Impact of AI on Storage Requirements

AI Adoption Will Impact Corporate Storage Requirements

By Mitch Klaassen

AI adoption is expected to drive exponential growth in data storage demand through 2028. In response to a Recon Analytics survey, commissioned by Seagate Technology and conducted in November 2024 on this topic, 61% of infrastructure buyers who predominately use cloud storage for AI data management  said they expect storage requirements to at least double by 2028, coming from longer retention times of 6 months to forever, 73% using daily or weekly LLM checkpointing, and 80% deem data replication for AI very or moderately important. 95% of storage buyers, using AI or planning to, say they are taking measures to accommodate the growing storage requirements, including 61% adopting more scalable storage, 56% implementing data management software, 49% using compression techniques and 55% upgrading existing storage infrastructure.  Recon Analytics’ research finds that wherever AI is adopted, existing storage practices will need to be upgraded to realize the full potential of AI.

Adapting Beyond Traditional Storage

As storage requirements grow, expect both cloud and on-premises storage to continue to grow. According to the 1,062 respondents surveyed, cloud storage is expected to remain the main storage vehicle for AI with 65% of data stored in the cloud versus in-house in 2024 and increasing to 69% by 2028 [see figure 1].  61% of respondents who predominately use cloud storage say their storage requirements will increase by over 100% over the next 3 years.

Figure 1: Cloud Usage as Percent of Customer’s Storage Current vs Future

46% of respondents believe that existing data storage methods will not be enough to keep up with demand.  Additional data storage solutions are being adopted to manage the increasing file sizes and quantity generated by AI [see figure 2], including 61% expanding usage of cloud storage solutions, 55% upgrading existing infrastructure, 56% adopting enhanced data management software and 49% implementing data compression techniques.

Figure 2: Measures Companies Take to Adapt to Growing Data Needs from AI

 

AI Infrastructure Components

Storage ranks as the second most important component of AI infrastructure per the survey respondents, only following security in importance [see figure 3]. 25% of respondents said security was the most important components followed by 18% saying storage. Sixty-six percent of respondents ranked storage amongst their four most important infrastructure concerns, while 68% ranked security in the top four. Compute and energy have been the hot topics of the AI conversation over the past few years, but storage and security are ranked higher when looking from the storage infrastructure buyer perspective.

Figure 3: AI Infrastructure Component Importance

 

Storage Growth from AI Model Retention

90% of respondents who have adopted AI believe longer data retention improves the quality of AI outcomes [see figure 4]. Of which 93% claim data retention requirements have changed due to the implementation of AI and the ability to refine models including checkpoints.
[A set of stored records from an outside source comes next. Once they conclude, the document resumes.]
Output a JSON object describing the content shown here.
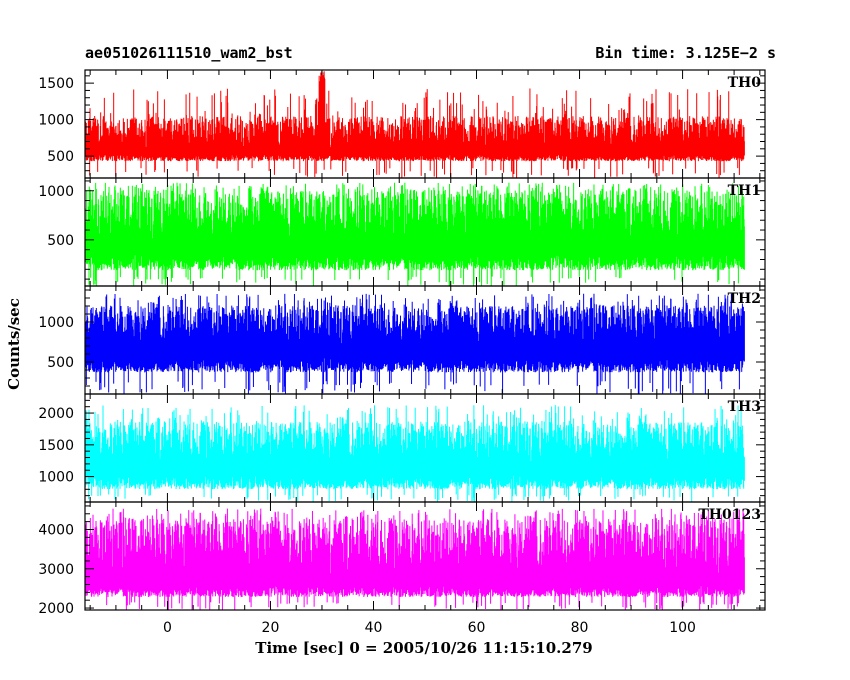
{
  "chart_data": {
    "type": "line",
    "title": "ae051026111510_wam2_bst",
    "bin_label": "Bin time: 3.125E−2 s",
    "ylabel": "Counts/sec",
    "xlabel": "Time [sec] 0 = 2005/10/26 11:15:10.279",
    "xlim": [
      -16,
      116
    ],
    "xticks": [
      0,
      20,
      40,
      60,
      80,
      100
    ],
    "data_x_range": [
      -16,
      112
    ],
    "bin_time": 0.03125,
    "grid": false,
    "panels": [
      {
        "name": "TH0",
        "color": "#ff0000",
        "ylim": [
          200,
          1680
        ],
        "yticks": [
          500,
          1000,
          1500
        ],
        "baseline": 600,
        "noise_low": 430,
        "noise_high": 1050,
        "peaks": [
          {
            "x": 30,
            "value": 1680
          }
        ]
      },
      {
        "name": "TH1",
        "color": "#00ff00",
        "ylim": [
          30,
          1130
        ],
        "yticks": [
          500,
          1000
        ],
        "baseline": 480,
        "noise_low": 190,
        "noise_high": 1010,
        "peaks": []
      },
      {
        "name": "TH2",
        "color": "#0000ff",
        "ylim": [
          100,
          1450
        ],
        "yticks": [
          500,
          1000
        ],
        "baseline": 700,
        "noise_low": 370,
        "noise_high": 1210,
        "peaks": []
      },
      {
        "name": "TH3",
        "color": "#00ffff",
        "ylim": [
          600,
          2300
        ],
        "yticks": [
          1000,
          1500,
          2000
        ],
        "baseline": 1200,
        "noise_low": 800,
        "noise_high": 1870,
        "peaks": []
      },
      {
        "name": "TH0123",
        "color": "#ff00ff",
        "ylim": [
          1950,
          4700
        ],
        "yticks": [
          2000,
          3000,
          4000
        ],
        "baseline": 2800,
        "noise_low": 2280,
        "noise_high": 4280,
        "peaks": [
          {
            "x": 30,
            "value": 3600
          }
        ]
      }
    ]
  }
}
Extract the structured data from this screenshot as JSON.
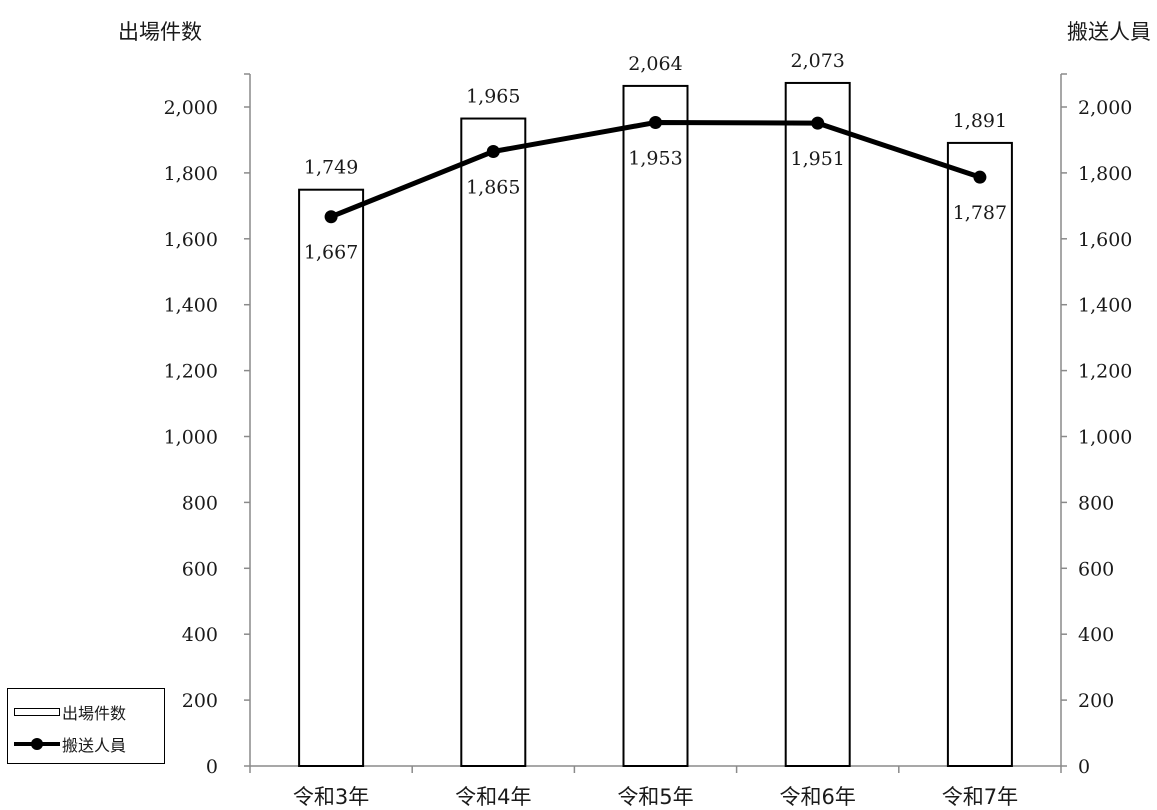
{
  "chart_data": {
    "type": "bar+line",
    "categories": [
      "令和3年",
      "令和4年",
      "令和5年",
      "令和6年",
      "令和7年"
    ],
    "series": [
      {
        "name": "出場件数",
        "type": "bar",
        "axis": "left",
        "values": [
          1749,
          1965,
          2064,
          2073,
          1891
        ]
      },
      {
        "name": "搬送人員",
        "type": "line",
        "axis": "right",
        "values": [
          1667,
          1865,
          1953,
          1951,
          1787
        ]
      }
    ],
    "y_left": {
      "label": "出場件数",
      "min": 0,
      "max": 2000,
      "step": 200,
      "ticks": [
        "0",
        "200",
        "400",
        "600",
        "800",
        "1,000",
        "1,200",
        "1,400",
        "1,600",
        "1,800",
        "2,000"
      ]
    },
    "y_right": {
      "label": "搬送人員",
      "min": 0,
      "max": 2000,
      "step": 200,
      "ticks": [
        "0",
        "200",
        "400",
        "600",
        "800",
        "1,000",
        "1,200",
        "1,400",
        "1,600",
        "1,800",
        "2,000"
      ]
    },
    "bar_labels": [
      "1,749",
      "1,965",
      "2,064",
      "2,073",
      "1,891"
    ],
    "line_labels": [
      "1,667",
      "1,865",
      "1,953",
      "1,951",
      "1,787"
    ],
    "legend_position": "bottom-left",
    "grid": false
  },
  "legend": {
    "bar_label": "出場件数",
    "line_label": "搬送人員"
  }
}
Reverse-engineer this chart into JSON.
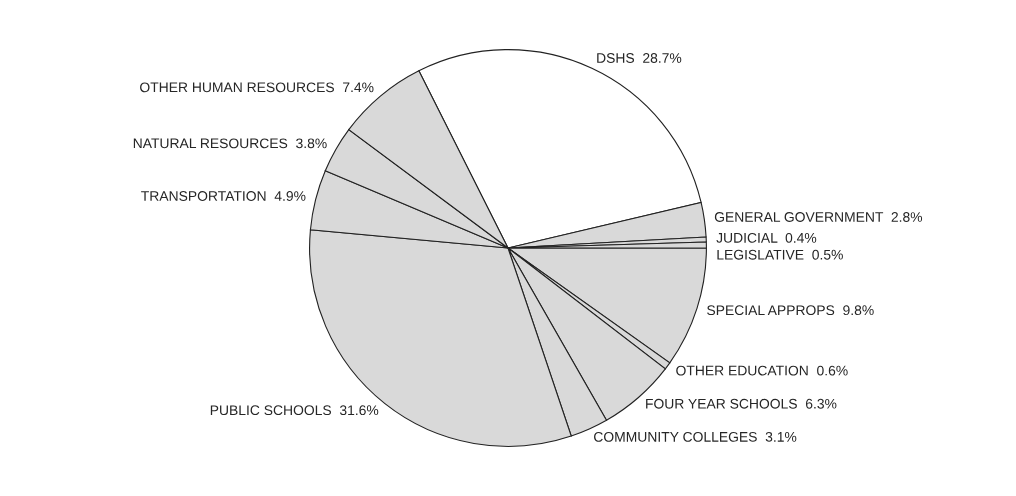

The more data storage a company utilizes the more they see that longer retention times improve the quality of AI outcomes [see figure 4].  The importance of data replication to a company’s AI data management strategy also increases the amount of storage a company uses [see figure 4]. 52% of respondents who are currently using AI and who are also using more than 100 PB of storage, deem data replication improves AI outcomes as very important.   

Figure 4: Longer Data Retention Times Improve AI Outcomes by Current Storage Usage

73% of respondents say AI training is driving increased data storage as they are backing up their previously saved checkpointing data on a daily to weekly basis [see figure 5]. Compounding the storage impact of saving AI checkpoints, infrastructure buyers also need to factor in how long they will save each checkpoint as part of the LLM training. Of those respondents saving checkpoints daily (28% of respondents), 32% are retaining data for more than 12 months while 29% are retaining for six to 12 months. Companies already using 100+PB of storage are saving and backing up checkpoints on a daily to weekly basis with 87% of them storing these checkpoints in the cloud or in a mix of HDD and SDD [see figure 6].

Figure 5: Frequency of AI Model Training Checkpoints by Current Storage Usage

Figure 6: Checkpoint Backup Frequency and Location for Companies with 100+ PB of Storage

AI Adoption will Drive Future Storage Growth

As AI use cases and adoption becomes more pervasive, Recon Analytics forecasts companies will see exponential growth in their storage requirements. This will become even more evident when businesses move from their early AI trialing phase to being active AI users.  Training LLMs, data replication and longer data retention periods, all key elements of an AI strategy, will require increased storage investments to be successful.    

Study Background: In November of 2024, Recon Analytics surveyed 1,062 storage infrastructure buyers and decision makers from companies reporting greater than $10 million in annual revenues and in excess of 50 TB of current storage capacity across 10 counties. Each respondent included in the survey had to have already adopted AI or have plans to adopt AI in the next 3 years. Of those 1,062 respondents 72% are currently using AI and 28% plan to use AI in the next 3 years.  This study was commissioned by Seagate.